When you imagine the future - what does it smell like?
Burning recycled plastic, garlicky deep fried genetically-modified vegetables, stagnant pools of guano baking in the furnaces of a futuristic power plant, freshly poured organic concrete - these may or may not be some of the distinctive new smells that you might experience in the future.
I ask this unusual question because researchers The Netherlands are conducting a project in Search of Lost Scents from history.
'In the growing field of smell research, scientists, artists, historians and cultural heritage specialists are coming together to work on what is perhaps the trickiest sense to preserve. Some are working on trying to conserve the smells of our times — especially those which may not exist in a few decades. Others, like Dr.
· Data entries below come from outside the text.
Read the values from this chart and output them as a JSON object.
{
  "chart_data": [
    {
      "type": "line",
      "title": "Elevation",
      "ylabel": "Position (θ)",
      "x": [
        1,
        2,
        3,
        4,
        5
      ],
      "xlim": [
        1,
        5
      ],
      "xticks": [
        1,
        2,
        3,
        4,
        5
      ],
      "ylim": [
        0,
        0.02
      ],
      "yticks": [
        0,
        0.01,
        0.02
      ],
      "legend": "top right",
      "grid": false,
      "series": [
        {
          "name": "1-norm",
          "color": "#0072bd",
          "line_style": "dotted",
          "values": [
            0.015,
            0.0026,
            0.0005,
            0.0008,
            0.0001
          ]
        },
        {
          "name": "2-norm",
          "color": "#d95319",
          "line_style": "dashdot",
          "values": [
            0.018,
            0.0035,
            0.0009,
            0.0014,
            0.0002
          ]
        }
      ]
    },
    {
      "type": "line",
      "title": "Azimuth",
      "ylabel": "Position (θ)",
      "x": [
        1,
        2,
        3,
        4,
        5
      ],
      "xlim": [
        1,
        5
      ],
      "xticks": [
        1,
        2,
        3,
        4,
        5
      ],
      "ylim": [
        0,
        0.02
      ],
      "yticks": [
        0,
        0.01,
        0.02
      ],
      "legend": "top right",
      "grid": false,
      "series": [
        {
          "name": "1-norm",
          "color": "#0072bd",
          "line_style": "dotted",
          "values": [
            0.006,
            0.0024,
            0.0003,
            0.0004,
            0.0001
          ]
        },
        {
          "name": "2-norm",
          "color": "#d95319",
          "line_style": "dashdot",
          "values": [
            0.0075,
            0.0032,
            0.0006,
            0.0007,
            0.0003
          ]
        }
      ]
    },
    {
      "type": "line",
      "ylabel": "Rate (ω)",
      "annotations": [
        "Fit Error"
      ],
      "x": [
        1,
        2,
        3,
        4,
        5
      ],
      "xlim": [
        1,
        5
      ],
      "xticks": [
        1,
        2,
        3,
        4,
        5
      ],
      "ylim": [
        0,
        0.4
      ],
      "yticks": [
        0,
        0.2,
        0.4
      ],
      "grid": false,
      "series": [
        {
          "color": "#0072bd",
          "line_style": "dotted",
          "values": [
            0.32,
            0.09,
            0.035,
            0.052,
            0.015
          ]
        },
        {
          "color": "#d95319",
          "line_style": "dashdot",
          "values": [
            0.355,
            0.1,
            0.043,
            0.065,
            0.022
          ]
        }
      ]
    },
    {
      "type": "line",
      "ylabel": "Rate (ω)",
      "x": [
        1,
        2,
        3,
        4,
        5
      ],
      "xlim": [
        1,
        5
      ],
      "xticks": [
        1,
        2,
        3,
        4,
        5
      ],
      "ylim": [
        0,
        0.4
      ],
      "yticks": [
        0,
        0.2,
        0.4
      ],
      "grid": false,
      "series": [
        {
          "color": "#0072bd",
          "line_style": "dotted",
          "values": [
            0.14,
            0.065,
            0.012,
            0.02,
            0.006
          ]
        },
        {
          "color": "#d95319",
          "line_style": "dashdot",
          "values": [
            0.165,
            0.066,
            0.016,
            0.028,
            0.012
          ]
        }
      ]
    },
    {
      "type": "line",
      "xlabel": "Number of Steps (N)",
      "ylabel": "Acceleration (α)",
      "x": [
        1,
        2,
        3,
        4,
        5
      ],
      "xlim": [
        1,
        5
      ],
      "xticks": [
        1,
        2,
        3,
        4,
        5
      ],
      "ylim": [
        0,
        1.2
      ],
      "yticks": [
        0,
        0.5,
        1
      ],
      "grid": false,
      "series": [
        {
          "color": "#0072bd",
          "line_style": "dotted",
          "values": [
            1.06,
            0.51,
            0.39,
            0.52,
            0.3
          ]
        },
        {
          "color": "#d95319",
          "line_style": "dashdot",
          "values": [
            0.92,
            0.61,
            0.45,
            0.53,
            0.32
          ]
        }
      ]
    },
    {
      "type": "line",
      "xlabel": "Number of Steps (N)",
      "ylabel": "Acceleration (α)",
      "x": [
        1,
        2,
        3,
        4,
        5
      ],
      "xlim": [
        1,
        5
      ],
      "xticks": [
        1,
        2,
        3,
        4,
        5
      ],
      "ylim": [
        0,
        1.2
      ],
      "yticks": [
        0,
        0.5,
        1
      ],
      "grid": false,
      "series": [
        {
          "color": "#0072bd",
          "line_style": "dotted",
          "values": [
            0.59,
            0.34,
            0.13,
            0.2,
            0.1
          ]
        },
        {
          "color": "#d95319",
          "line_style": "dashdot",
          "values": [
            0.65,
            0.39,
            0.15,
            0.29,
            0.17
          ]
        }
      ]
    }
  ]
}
Verbeek, who has a Ph.D. in the history of art, are working on reviving and reconstructing some of the lost scents.'
'Many scents that are already vanishing include mothballs, burning piles of leaves in autumn, typewriter ribbons, early formulas of sunscreen and the lingering smell of cigarettes. And unlike, for instance, colour or music, smell isn’t broken as easily into universally accepted components. Though technology has made it easier to isolate the chemical compounds of a smell, odours are also highly context dependent. There are functionally an infinite number of scents that could be preserved.'
Old books, paper money, ID books and Old Spice are all smells that are on the brink of possibly going extinct in the future.
If you can research smells from the past you can also imagine scents from the future.
Burning joints and tyres, drying spray paint on the sides of a sunbaked train, tear gas. cordite and the putrid and shocking exhaust fumes from an accelerating police Casspir may well form part of the smell landscape of a dystopian South African future; one which will make this a very real scenario which many will go out of their way to avoid.